Unless there's an issue with him eating on the floor, I'm not sure why it's a problem that he doesn't want to eat from a bowl. When Molly was kibble fed, she didn't care for the bowl either & she's never been abused. She just didn't like sticking her snout into the bowl, I guess. She's that way with water, too. She never drinks from the center of any bowl, always at the edges. Now she's raw fed and she eats her meals on a towel in the kitchen. Is it possible to provide a small towel for your dog & just put his food on it? Meal time should be pleasurable for dogs, not stressful. Bowls aren't mandatory by any means.


----------



## Zairah (Mar 6, 2012)

My dog is a bit of a picky eater and sometimes acts just like your dog in the video you psoted. She will also eat if I spread it on the floor or hand feed. This is usually when I feed her dry food only, since we have spoiled her and usually mix in either a bit of wet food, or fresh veggies or meat. 

I found the best way to get her to eat the dry food only is to stuff it in a Kong toy. Then meal time is like eating treats! If she rejects it from the bowl I just put it in the Kong, say "Have a treat!" and she eats it. 

Might be worth a try! Or maybe my puppy is just a little dumb hah.


----------



## Abbylynn (Jul 7, 2011)

One more idea .... the "reflection" in that bowl in your video? My two little dogs used to get scared of their reflection in the oven door and the dishwasher door. I had to move their bowls across the room.
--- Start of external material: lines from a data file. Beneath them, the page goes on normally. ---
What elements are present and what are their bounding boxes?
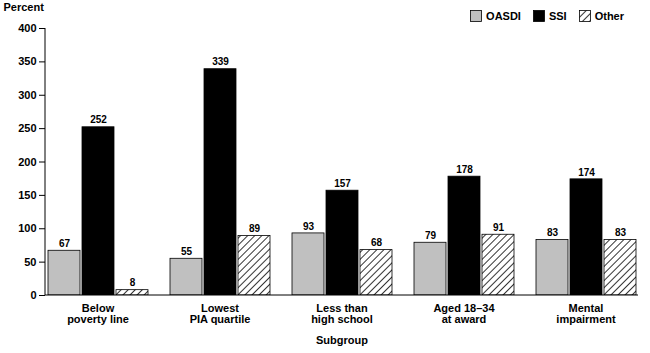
svg-text:67: 67 — [59, 238, 71, 249]
svg-text:250: 250 — [18, 122, 36, 134]
svg-text:157: 157 — [334, 178, 351, 189]
svg-text:200: 200 — [18, 156, 36, 168]
svg-text:93: 93 — [303, 221, 315, 232]
svg-text:55: 55 — [181, 246, 193, 257]
svg-text:83: 83 — [615, 227, 627, 238]
svg-text:89: 89 — [249, 223, 261, 234]
html-text:Other: Other — [594, 10, 624, 22]
svg-text:100: 100 — [18, 222, 36, 234]
svg-text:Mentalimpairment: Mentalimpairment — [556, 302, 616, 325]
svg-text:Less thanhigh school: Less thanhigh school — [311, 302, 373, 325]
html-text:OASDI: OASDI — [486, 10, 521, 22]
svg-text:0: 0 — [30, 289, 36, 301]
svg-text:350: 350 — [18, 55, 36, 67]
svg-text:150: 150 — [18, 189, 36, 201]
svg-text:Percent: Percent — [4, 1, 45, 13]
svg-text:8: 8 — [130, 277, 136, 288]
svg-text:400: 400 — [18, 22, 36, 34]
svg-text:50: 50 — [24, 256, 36, 268]
svg-text:300: 300 — [18, 89, 36, 101]
html-text:SSI: SSI — [548, 10, 567, 22]
svg-text:339: 339 — [212, 56, 229, 67]
svg-text:91: 91 — [493, 222, 505, 233]
svg-text:Subgroup: Subgroup — [316, 334, 368, 346]
svg-text:252: 252 — [90, 114, 107, 125]
svg-text:LowestPIA quartile: LowestPIA quartile — [190, 302, 251, 325]
svg-text:Aged 18–34at award: Aged 18–34at award — [433, 302, 495, 325]
svg-text:174: 174 — [578, 167, 595, 178]
svg-text:68: 68 — [371, 237, 383, 248]
svg-text:178: 178 — [456, 164, 473, 175]
svg-text:Belowpoverty line: Belowpoverty line — [67, 302, 129, 325]
svg-text:83: 83 — [547, 227, 559, 238]
svg-text:79: 79 — [425, 230, 437, 241]
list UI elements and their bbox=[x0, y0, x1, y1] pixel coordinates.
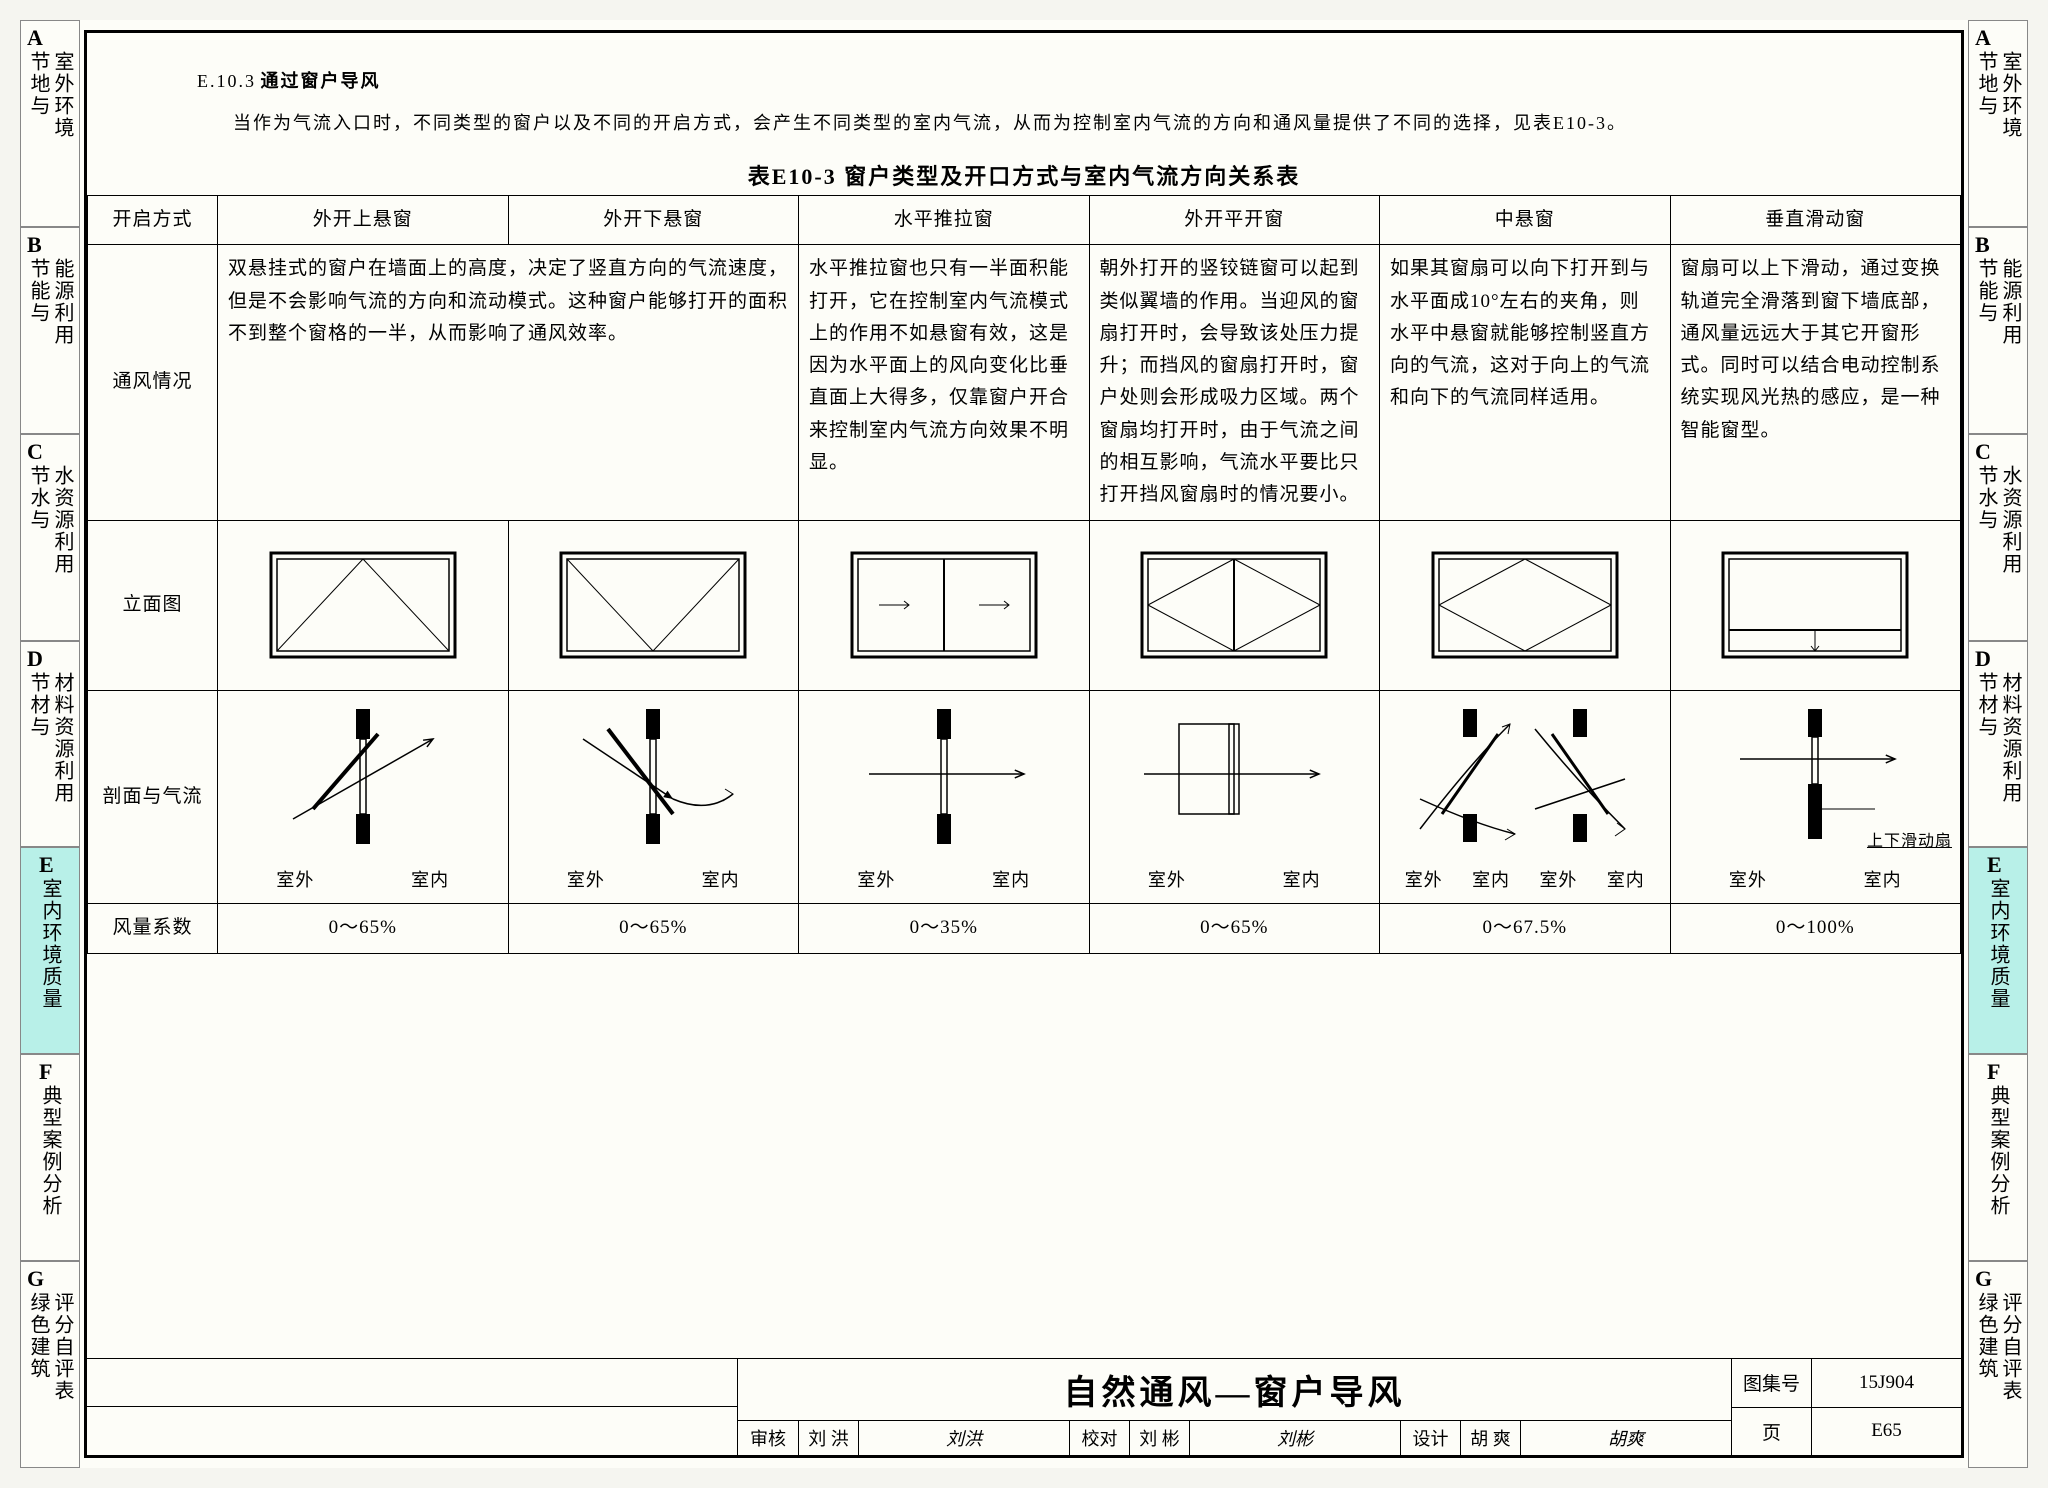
elevation-diagram bbox=[1134, 545, 1334, 665]
section-diagram bbox=[1124, 699, 1344, 869]
row-header: 立面图 bbox=[88, 520, 218, 690]
side-tab-D[interactable]: D节材与材料资源利用 bbox=[20, 641, 80, 848]
coeff-cell: 0～67.5% bbox=[1380, 904, 1671, 953]
col-header: 外开下悬窗 bbox=[508, 196, 799, 245]
sig-name: 刘 彬 bbox=[1129, 1421, 1189, 1455]
side-tab-E[interactable]: E室内环境质量 bbox=[20, 847, 80, 1054]
desc-cell: 朝外打开的竖铰链窗可以起到类似翼墙的作用。当迎风的窗扇打开时，会导致该处压力提升… bbox=[1089, 245, 1380, 520]
drawing-title: 自然通风—窗户导风 bbox=[738, 1359, 1731, 1420]
section-title: 通过窗户导风 bbox=[261, 71, 381, 91]
section-paragraph: 当作为气流入口时，不同类型的窗户以及不同的开启方式，会产生不同类型的室内气流，从… bbox=[197, 105, 1881, 141]
section-cell: 室外室内 bbox=[1089, 690, 1380, 904]
elevation-diagram bbox=[1715, 545, 1915, 665]
section-diagram bbox=[543, 699, 763, 869]
desc-cell: 水平推拉窗也只有一半面积能打开，它在控制室内气流模式上的作用不如悬窗有效，这是因… bbox=[799, 245, 1090, 520]
sig-role: 设计 bbox=[1400, 1421, 1460, 1455]
sig-name: 胡 爽 bbox=[1460, 1421, 1520, 1455]
elevation-cell bbox=[1670, 520, 1961, 690]
drawing-no: 15J904 bbox=[1812, 1359, 1961, 1407]
desc-cell: 窗扇可以上下滑动，通过变换轨道完全滑落到窗下墙底部，通风量远远大于其它开窗形式。… bbox=[1670, 245, 1961, 520]
elevation-diagram bbox=[1425, 545, 1625, 665]
coeff-cell: 0～100% bbox=[1670, 904, 1961, 953]
side-tab-B[interactable]: B节能与能源利用 bbox=[20, 227, 80, 434]
coeff-cell: 0～65% bbox=[1089, 904, 1380, 953]
side-tab-F[interactable]: F典型案例分析 bbox=[1968, 1054, 2028, 1261]
col-header: 外开平开窗 bbox=[1089, 196, 1380, 245]
row-header: 开启方式 bbox=[88, 196, 218, 245]
section-diagram bbox=[1415, 699, 1635, 869]
desc-cell: 如果其窗扇可以向下打开到与水平面成10°左右的夹角，则水平中悬窗就能够控制竖直方… bbox=[1380, 245, 1671, 520]
col-header: 水平推拉窗 bbox=[799, 196, 1090, 245]
col-header: 中悬窗 bbox=[1380, 196, 1671, 245]
section-cell: 室外室内 bbox=[508, 690, 799, 904]
elevation-cell bbox=[1089, 520, 1380, 690]
elevation-cell bbox=[799, 520, 1090, 690]
intro-block: E.10.3 通过窗户导风 当作为气流入口时，不同类型的窗户以及不同的开启方式，… bbox=[87, 33, 1961, 151]
section-cell: 室外室内 bbox=[218, 690, 509, 904]
row-header: 剖面与气流 bbox=[88, 690, 218, 904]
sig-signature: 刘洪 bbox=[858, 1421, 1069, 1455]
col-header: 垂直滑动窗 bbox=[1670, 196, 1961, 245]
side-tab-A[interactable]: A节地与室外环境 bbox=[20, 20, 80, 227]
sig-name: 刘 洪 bbox=[798, 1421, 858, 1455]
row-header: 风量系数 bbox=[88, 904, 218, 953]
elevation-cell bbox=[218, 520, 509, 690]
table-caption: 表E10-3 窗户类型及开口方式与室内气流方向关系表 bbox=[87, 159, 1961, 191]
side-tab-G[interactable]: G绿色建筑评分自评表 bbox=[1968, 1261, 2028, 1468]
side-tab-C[interactable]: C节水与水资源利用 bbox=[1968, 434, 2028, 641]
section-note: 上下滑动扇 bbox=[1867, 828, 1952, 855]
sig-signature: 刘彬 bbox=[1189, 1421, 1400, 1455]
side-tab-A[interactable]: A节地与室外环境 bbox=[1968, 20, 2028, 227]
page-no: E65 bbox=[1812, 1408, 1961, 1456]
section-cell: 室外室内 bbox=[799, 690, 1090, 904]
drawing-no-label: 图集号 bbox=[1732, 1359, 1812, 1407]
side-tab-G[interactable]: G绿色建筑评分自评表 bbox=[20, 1261, 80, 1468]
sig-role: 校对 bbox=[1069, 1421, 1129, 1455]
sig-signature: 胡爽 bbox=[1520, 1421, 1731, 1455]
row-header: 通风情况 bbox=[88, 245, 218, 520]
side-tab-F[interactable]: F典型案例分析 bbox=[20, 1054, 80, 1261]
side-tab-C[interactable]: C节水与水资源利用 bbox=[20, 434, 80, 641]
coeff-cell: 0～65% bbox=[218, 904, 509, 953]
left-tabs: A节地与室外环境B节能与能源利用C节水与水资源利用D节材与材料资源利用E室内环境… bbox=[20, 20, 80, 1468]
title-block-spacer bbox=[87, 1359, 737, 1455]
sig-role: 审核 bbox=[738, 1421, 798, 1455]
section-cell: 上下滑动扇室外室内 bbox=[1670, 690, 1961, 904]
elevation-cell bbox=[1380, 520, 1671, 690]
section-diagram bbox=[253, 699, 473, 869]
title-block-right: 图集号 15J904 页 E65 bbox=[1731, 1359, 1961, 1455]
section-diagram bbox=[834, 699, 1054, 869]
main-frame: E.10.3 通过窗户导风 当作为气流入口时，不同类型的窗户以及不同的开启方式，… bbox=[84, 30, 1964, 1458]
section-number: E.10.3 bbox=[197, 71, 256, 91]
side-tab-D[interactable]: D节材与材料资源利用 bbox=[1968, 641, 2028, 848]
section-cell: 室外室内室外室内 bbox=[1380, 690, 1671, 904]
side-tab-B[interactable]: B节能与能源利用 bbox=[1968, 227, 2028, 434]
right-tabs: A节地与室外环境B节能与能源利用C节水与水资源利用D节材与材料资源利用E室内环境… bbox=[1968, 20, 2028, 1468]
elevation-diagram bbox=[553, 545, 753, 665]
desc-cell: 双悬挂式的窗户在墙面上的高度，决定了竖直方向的气流速度，但是不会影响气流的方向和… bbox=[218, 245, 799, 520]
coeff-cell: 0～35% bbox=[799, 904, 1090, 953]
page: A节地与室外环境B节能与能源利用C节水与水资源利用D节材与材料资源利用E室内环境… bbox=[20, 20, 2028, 1468]
elevation-diagram bbox=[263, 545, 463, 665]
coeff-cell: 0～65% bbox=[508, 904, 799, 953]
col-header: 外开上悬窗 bbox=[218, 196, 509, 245]
main-table: 开启方式外开上悬窗外开下悬窗水平推拉窗外开平开窗中悬窗垂直滑动窗通风情况双悬挂式… bbox=[87, 195, 1961, 954]
elevation-cell bbox=[508, 520, 799, 690]
page-label: 页 bbox=[1732, 1408, 1812, 1456]
elevation-diagram bbox=[844, 545, 1044, 665]
title-block: 自然通风—窗户导风 审核刘 洪刘洪校对刘 彬刘彬设计胡 爽胡爽 图集号 15J9… bbox=[87, 1358, 1961, 1455]
side-tab-E[interactable]: E室内环境质量 bbox=[1968, 847, 2028, 1054]
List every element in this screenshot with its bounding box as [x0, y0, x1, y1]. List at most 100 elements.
I did not use the stainless bowls. Just another thought.


----------



## Red Fraggle (Nov 23, 2011)

I would suggest just not putting the food on the floor. Put the bowl down for 15min, then put it up. Then put it down again at dinner time. Don't worry if he doesn't eat for the first meal or two. As long as he's drinking, you don't have to worry too much. Then see what happens. It's highly unlikely that he'd starve himself unless there's something really wrong. I'd bet by the time dinner rolls around or by next morning's breakfast at the latest, he'll be eating fine.


----------



## LuvMyAngels (May 24, 2009)

As a puppy Buster wouldnt touch kibble in a bowl. Dump the food on the floor and he'd gobble it like he hadnt eaten in months. My best guess is he was either bullied by his litter mates (he's 1 of 10 puppies) and only allowed to eat what had fallen to the floor or his "breeder" (hes a BYB puppy) scattered food on the floor instead of bothering with bowls. Both fit his temperament and, since he was only 9 1/2 weeks when we first noticed this fear, I hate to think someone may have abused him.

When he was a little guy we'd just dump his food on the floor or hand feed...I still hand feed a good portion of his meals since its the perfect opportunity for a little training. It took about a year desensitizing him to a little toy dog sized bowl (that his face barely fit into to lick the bottom) before I was able to get him to eat from a gladware baking dish. About a year ago I was able to transition to a plastic dog bowl. Buster just turned 3 last month and still will not eat from a stainless steel bowl. He'll drink from them (I bought 2 intending one for food and the other for water) without a fuss but put kibble in it and he'll refuse to eat.


----------



## KBLover (Sep 9, 2008)

jaylivg1 said:


> This is video of Tigger and his food bowl
> 
> http://youtu.be/xEvLCXeiBQs


That's exactly what Wally would do during those times he was scared of his food, except eventually he'd go somewhere away and lie down shaking and looking at the bowl.

It's like he WANTS to eat it, but isn't sure if he's allowed to or something - and all that encouraging you did, I did too - with the same (lack of) results.


----------



## spotted nikes (Feb 7, 2008)

Try laying a washcloth or dishtowel draped over the bowl and put his food on that. Eventually, uncover more and more of the bowl.


----------